At the 26th Intelligent Transport Systems (ITS) World Congress, a video is shown of the bus navigating within Jurong Island.


Gallery (SITCE 2022)
Gallery (Prior to STROBO Series 12 rebranding)
ST Engineering Land Systems Singapore Business Night (October 2018)


Annexe: Opportunity charging

Based around the concept of Opportunity charging, the STROBO Series 12 Autonomous Electric Bus is charged at the terminus of a bus route, where charging points (typically overhead charging) are erected. The bus is sufficiently recharged in a short amount of time (usually several minutes) before the bus continues on its next trip.

Volvo 7900 Electric at a OppCharge charging station in Sweden
Volvo 7900 Electric at an OppCharge charging station in Sweden

With fewer batteries required per bus, its advantages translate to a more spacious bus interior, lower environmental cost of battery production, and lower electricity consumption through reduced vehicle weight. Its disadvantages include the lack of deployment flexibility (on non-infrastructure-equipped routes) and the possible impact on bus operations should a charging station break down, and some redundancy is thus required, such as installing multiple chargers at terminating points.

Currently, efforts are focused on expanding the use of opportunity charging on suitable routes and the adoption of similar charging infrastructure between bus manufacturers, allowing multiple bus models to use the same charger.

The Opportunity Charging approach is favoured by European bus manufacturers. Conventional, depot-charged buses carry a large number of batteries on every bus to achieve sufficient operating range over a day’s worth of revenue service, and is the approach preferred by Chinese bus manufacturers.

Overhead pantograph

The STROBO Series 12 Autonomous Electric Bus is charged via overheard pantograph, based on the opportunity charging (OppCharge) platform.

ABB OppCharge pantograph charger at CleanTech One

OppCharge is an open and competition-neutral interface seeking to accelerate the adoption of electric buses by being compatible with multiple bus manufacturers, hence offering operators choice and flexibility of buses without the need to modify existing charging infrastructure. These overhead pylon chargers with extendable pantographs are usually installed at the end stops of bus routes, allowing buses to quickly receive a full charge in-between trips.

Charging is fully automatic and secured by a two-way WiFi communication sequence. The driver gets a clear indication in order to stop within the specified ± 200 mm from the reference point. The charging sequence is started by activating the parking brake, and the driver can interrupt it at any time.
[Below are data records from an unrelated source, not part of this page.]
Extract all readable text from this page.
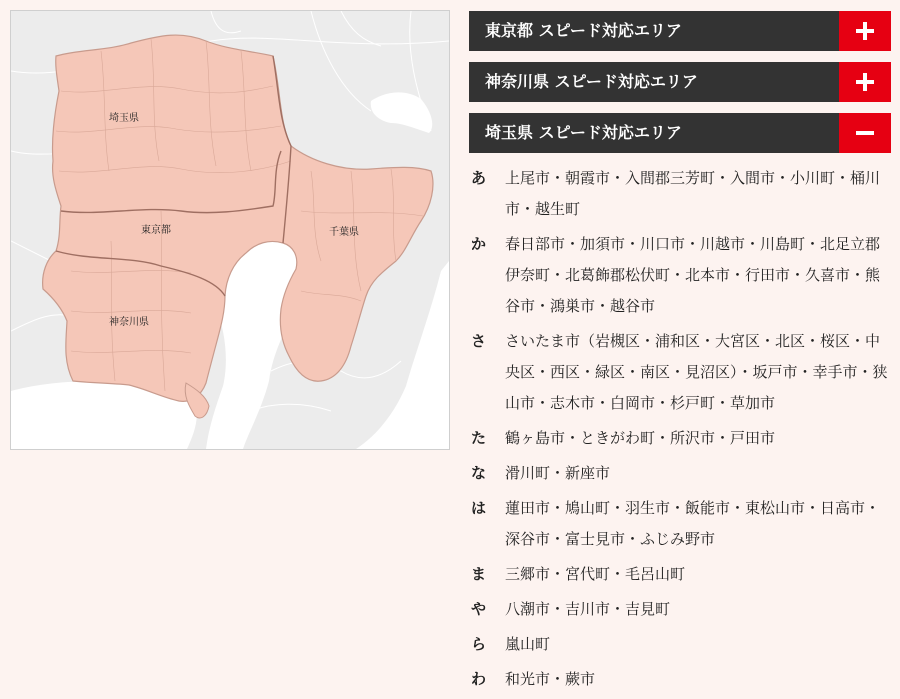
埼玉県
東京都	千葉県
神奈川県
東京都 スピード対応エリア
神奈川県 スピード対応エリア
埼玉県 スピード対応エリア
あ	上尾市・朝霞市・入間郡三芳町・入間市・小川町・桶川市・越生町
か	春日部市・加須市・川口市・川越市・川島町・北足立郡伊奈町・北葛飾郡松伏町・北本市・行田市・久喜市・熊谷市・鴻巣市・越谷市
さ	さいたま市（岩槻区・浦和区・大宮区・北区・桜区・中央区・西区・緑区・南区・見沼区）・坂戸市・幸手市・狭山市・志木市・白岡市・杉戸町・草加市
た	鶴ヶ島市・ときがわ町・所沢市・戸田市
な	滑川町・新座市
は	蓮田市・鳩山町・羽生市・飯能市・東松山市・日高市・深谷市・富士見市・ふじみ野市
ま	三郷市・宮代町・毛呂山町
や	八潮市・吉川市・吉見町
ら	嵐山町
わ	和光市・蕨市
In Singapore, Swiss-Swedish engineering group ABB supplied four 450 kW chargers with installation, civil works, project management and commissioning. These chargers would allow the electric buses to be quickly recharged in less than ten minutes at key bus interchanges with an automated rooftop connection. A similar overhead charger was installed at Cleantech Park in support of the NTU-LTA-Volvo Autonomous Bus Trial. The Volvo 7900 Electric bus participating in the trial is OppCharge-compatible and is recharged with the ABB HVC 300P fast-charge system, which delivers 300 kW DC power.